I was just wandering around the ABC’s Religion and Ethics website, which has had quite a makeover recently, and is a very interesting source of news from about the place – not just downloadable audio, but a lot of commentary and articles that has not been published elsewhere.
I clicked on this article which was posted today “The necessity of reform in the Catholic Church” by Geraldine Doogue just to see what she was on about now, and in her article found a link to this report by Noel Debien from a few weeks ago, entitled “Mutinous rumblings among senior Australian Catholic clergy”.

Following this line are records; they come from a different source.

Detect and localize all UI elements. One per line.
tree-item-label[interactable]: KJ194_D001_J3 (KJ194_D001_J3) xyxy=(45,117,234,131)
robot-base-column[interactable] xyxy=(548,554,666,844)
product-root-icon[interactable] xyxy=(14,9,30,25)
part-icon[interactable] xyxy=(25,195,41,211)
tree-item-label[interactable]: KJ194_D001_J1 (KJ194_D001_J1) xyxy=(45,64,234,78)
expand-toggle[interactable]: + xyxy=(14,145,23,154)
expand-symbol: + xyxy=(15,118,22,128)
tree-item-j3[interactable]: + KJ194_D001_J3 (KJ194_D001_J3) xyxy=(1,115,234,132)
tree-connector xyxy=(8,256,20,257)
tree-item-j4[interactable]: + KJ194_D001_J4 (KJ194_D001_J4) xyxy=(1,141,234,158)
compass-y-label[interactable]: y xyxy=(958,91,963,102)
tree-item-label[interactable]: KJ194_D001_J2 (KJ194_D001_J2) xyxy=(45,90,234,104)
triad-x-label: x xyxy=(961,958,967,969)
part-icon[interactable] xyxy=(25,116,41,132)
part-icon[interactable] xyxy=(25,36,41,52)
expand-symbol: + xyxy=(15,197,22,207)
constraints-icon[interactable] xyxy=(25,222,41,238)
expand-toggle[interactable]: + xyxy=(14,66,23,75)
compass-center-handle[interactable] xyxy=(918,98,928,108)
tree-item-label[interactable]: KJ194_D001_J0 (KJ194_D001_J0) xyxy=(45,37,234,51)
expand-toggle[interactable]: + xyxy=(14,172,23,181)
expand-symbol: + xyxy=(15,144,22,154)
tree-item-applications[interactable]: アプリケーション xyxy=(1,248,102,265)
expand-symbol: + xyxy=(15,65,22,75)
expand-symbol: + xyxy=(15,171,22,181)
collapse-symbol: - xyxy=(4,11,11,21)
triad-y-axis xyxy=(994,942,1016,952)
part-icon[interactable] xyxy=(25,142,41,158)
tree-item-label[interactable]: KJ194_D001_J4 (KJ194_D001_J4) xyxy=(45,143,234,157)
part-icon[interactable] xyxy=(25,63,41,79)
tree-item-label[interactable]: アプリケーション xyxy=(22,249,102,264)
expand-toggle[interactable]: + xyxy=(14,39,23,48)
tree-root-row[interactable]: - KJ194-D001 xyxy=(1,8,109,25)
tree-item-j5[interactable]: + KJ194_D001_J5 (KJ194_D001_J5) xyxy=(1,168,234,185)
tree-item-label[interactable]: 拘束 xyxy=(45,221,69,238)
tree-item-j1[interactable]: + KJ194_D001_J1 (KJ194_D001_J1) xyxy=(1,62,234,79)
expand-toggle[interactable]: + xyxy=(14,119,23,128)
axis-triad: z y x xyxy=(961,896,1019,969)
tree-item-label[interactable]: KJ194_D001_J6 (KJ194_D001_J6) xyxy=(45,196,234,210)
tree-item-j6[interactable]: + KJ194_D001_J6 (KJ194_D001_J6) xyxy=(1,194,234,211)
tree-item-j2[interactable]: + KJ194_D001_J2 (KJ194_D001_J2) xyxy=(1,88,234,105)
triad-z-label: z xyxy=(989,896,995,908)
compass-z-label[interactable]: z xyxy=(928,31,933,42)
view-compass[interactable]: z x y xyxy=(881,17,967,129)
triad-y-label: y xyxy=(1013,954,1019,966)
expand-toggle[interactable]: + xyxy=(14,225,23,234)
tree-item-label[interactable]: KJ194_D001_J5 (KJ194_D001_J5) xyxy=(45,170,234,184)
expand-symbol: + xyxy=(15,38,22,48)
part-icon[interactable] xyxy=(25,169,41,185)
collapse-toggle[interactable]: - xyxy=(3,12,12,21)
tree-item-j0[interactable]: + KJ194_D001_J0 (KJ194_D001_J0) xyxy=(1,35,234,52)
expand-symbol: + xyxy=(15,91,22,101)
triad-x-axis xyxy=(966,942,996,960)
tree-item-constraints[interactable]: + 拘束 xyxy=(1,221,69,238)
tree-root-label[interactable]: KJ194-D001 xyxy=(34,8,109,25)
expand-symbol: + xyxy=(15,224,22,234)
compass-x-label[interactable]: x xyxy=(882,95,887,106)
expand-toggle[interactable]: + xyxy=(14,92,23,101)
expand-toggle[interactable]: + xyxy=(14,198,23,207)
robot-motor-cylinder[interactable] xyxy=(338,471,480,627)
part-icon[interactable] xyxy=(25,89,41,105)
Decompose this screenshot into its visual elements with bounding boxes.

Apparently, Ms Doogue gave her paper at something called the “2010 gathering of the Australian National Council of Catholic Priests in Parramatta, NSW” held in mid-July. Other speakers included the American priest, Donald Cozzens, who was recently hosted here by John Garratt Bookstores, and our own Bishop Geoffrey Robinson. The latter is quoted by Debien as saying:
“Everyone in this room knows very well that George Pell was transferred from Melbourne so he could get the red hat so he would become an elector of the pope. And that was the sole reason … Most bishops would be in favour of the bishops electing the cardinals … What happens at the moment is the pope appoints the cardinals who then elect the pope who then appoints more cardinals and on and on it goes. So it’s a vicious circle. And it is deliberately designed to ensure we do not have another Pope John XXIII.”

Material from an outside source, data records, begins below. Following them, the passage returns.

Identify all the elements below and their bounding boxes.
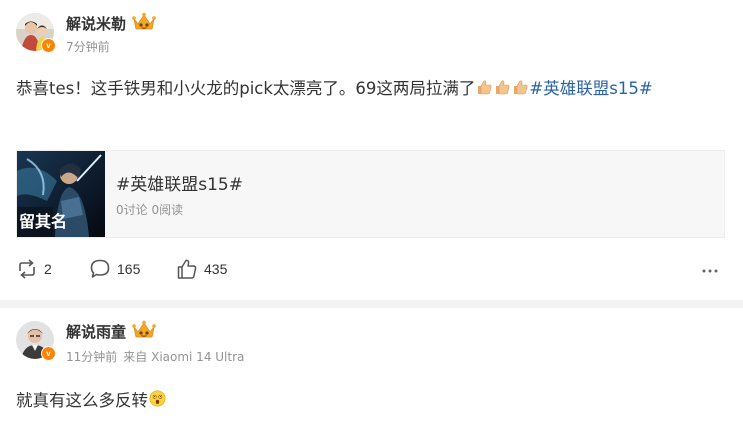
- crown-icon[interactable]: [132, 320, 156, 340]
- thumbs-up-emoji: [478, 80, 492, 95]
- repost-button[interactable]: 2: [16, 257, 52, 281]
- comment-icon: [90, 259, 110, 278]
- avatar[interactable]: v: [16, 321, 56, 361]
- username[interactable]: 解说雨童: [66, 321, 126, 342]
- avatar[interactable]: v: [16, 13, 56, 53]
- more-icon: [702, 269, 718, 273]
- topic-card[interactable]: 留其名 #英雄联盟s15# 0讨论 0阅读: [16, 150, 725, 238]
- comment-count: 165: [117, 261, 141, 277]
- post-card: v 解说米勒 7分钟前 恭喜tes！这手铁男和小火龙的pick太漂亮了。69这两…: [0, 0, 743, 300]
- crown-icon[interactable]: [132, 12, 156, 32]
- post-body: 就真有这么多反转: [16, 391, 148, 410]
- v-badge-icon: v: [41, 38, 56, 53]
- shocked-face-emoji: [149, 390, 166, 407]
- v-badge-icon: v: [41, 346, 56, 361]
- post-body: 恭喜tes！这手铁男和小火龙的pick太漂亮了。69这两局拉满了: [16, 79, 476, 98]
- post-card: v 解说雨童 11分钟前 来自 Xiaomi 14 Ultra 就真有这么多反转: [0, 308, 743, 421]
- post-text: 就真有这么多反转: [16, 385, 723, 416]
- like-icon: [177, 259, 197, 279]
- post-divider: [0, 300, 743, 308]
- like-button[interactable]: 435: [176, 257, 227, 281]
- thumbs-up-emoji: [496, 80, 510, 95]
- post-text: 恭喜tes！这手铁男和小火龙的pick太漂亮了。69这两局拉满了 #英雄联盟s15…: [16, 73, 723, 104]
- thumbs-up-emoji: [514, 80, 528, 95]
- post-meta: 11分钟前 来自 Xiaomi 14 Ultra: [66, 348, 244, 365]
- like-count: 435: [204, 261, 228, 277]
- repost-icon: [19, 259, 35, 279]
- username[interactable]: 解说米勒: [66, 13, 126, 34]
- post-source: 来自 Xiaomi 14 Ultra: [123, 350, 245, 364]
- topic-card-title[interactable]: #英雄联盟s15#: [116, 170, 243, 195]
- hashtag-link[interactable]: #英雄联盟s15#: [529, 79, 652, 98]
- action-bar: 2 165 435: [16, 257, 725, 281]
- post-time[interactable]: 11分钟前: [66, 350, 117, 364]
- topic-card-image: 留其名: [17, 151, 105, 237]
- post-time[interactable]: 7分钟前: [66, 38, 110, 55]
- more-button[interactable]: [701, 261, 719, 281]
- topic-card-image-text: 留其名: [19, 212, 67, 231]
- repost-count: 2: [44, 261, 52, 277]
- comment-button[interactable]: 165: [89, 257, 140, 281]
- topic-card-stats: 0讨论 0阅读: [116, 203, 184, 217]
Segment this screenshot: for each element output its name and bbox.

Riiiiiight… A conspiracy theory by anyone’s definition, but apparently these words were greeted by “sustained and loud applause”, so he doesn’t appear to be the only one who believes it. Apparently Bishop Robinson received “a 5 minute long ovation from the priests when his arrival was noted”. A popular conspiracy theory then.
The NCCP gathering was, according to Debien, attended by “250 or so priests and bishops”. He describes them as “senior” – a word that could have at least two meanings. As for “mutinous rumblings”, Debien described the atmosphere as something like “pre-revolutionary Paris of 1789”. He writes:
If there had been any pulling of punches early on in this week’s conference, the gloves were well and truly off by the third day. Though I have heard much of what was said before in other places, I have never heard it all said in front of 250 Catholic clergy and five Australian bishops. I have never heard it said so strongly or clearly.
I heard calls for a third Vatican Council, married priests, discussion of women priests, warnings of church implosion, calls for cardinals to be elected by bishops, as well as public criticism of Cardinal Pell’s appointment to Sydney. That was just for starters, and all coinciding with this week’s strong condemnation of women’s ordination by the Congregation for the Doctrine of the Faith. At one point I leant over to a bishop – not noted as a progressive radical – and asked if I could check his pulse. He had the good grace to laugh, though I am not all that sure he was feeling all that jocular. It was pretty strong stuff.
In Australia, there are two organisations for Catholic Clergy. One is the National Council of Catholic Priests, which ran this event. The other is the Australian Confraternity of Catholic Clergy, who would not, I think, invite Ms Doogue, Bishop Robinson or Father Cozzens to one of their parties in a blue fit. One comparison is instructive: the average age of ACCC membership is about twenty years younger than the average age of NCCP membership (but I guess that would mean that the ACCC is less important than the NCCP because that would make them “junior” in comparison to the NCCP’s “senior”). The ACCC is actually a leading light for the world wide Confraternity of Catholic Clergy, and a large number of their group went to Rome recently in answer to the Holy Father’s invitation for priests to gather with him for the closing of te Year for Priests.
Debien finishes his report by saying:
I am still ruminating over what I heard. The real test will be discerning whether this is all just steam being let off by grumpy clergy, or whether it is the enormous glacier of the Catholic church loudly cracking.
What was it that Marie Antoinette said about cake?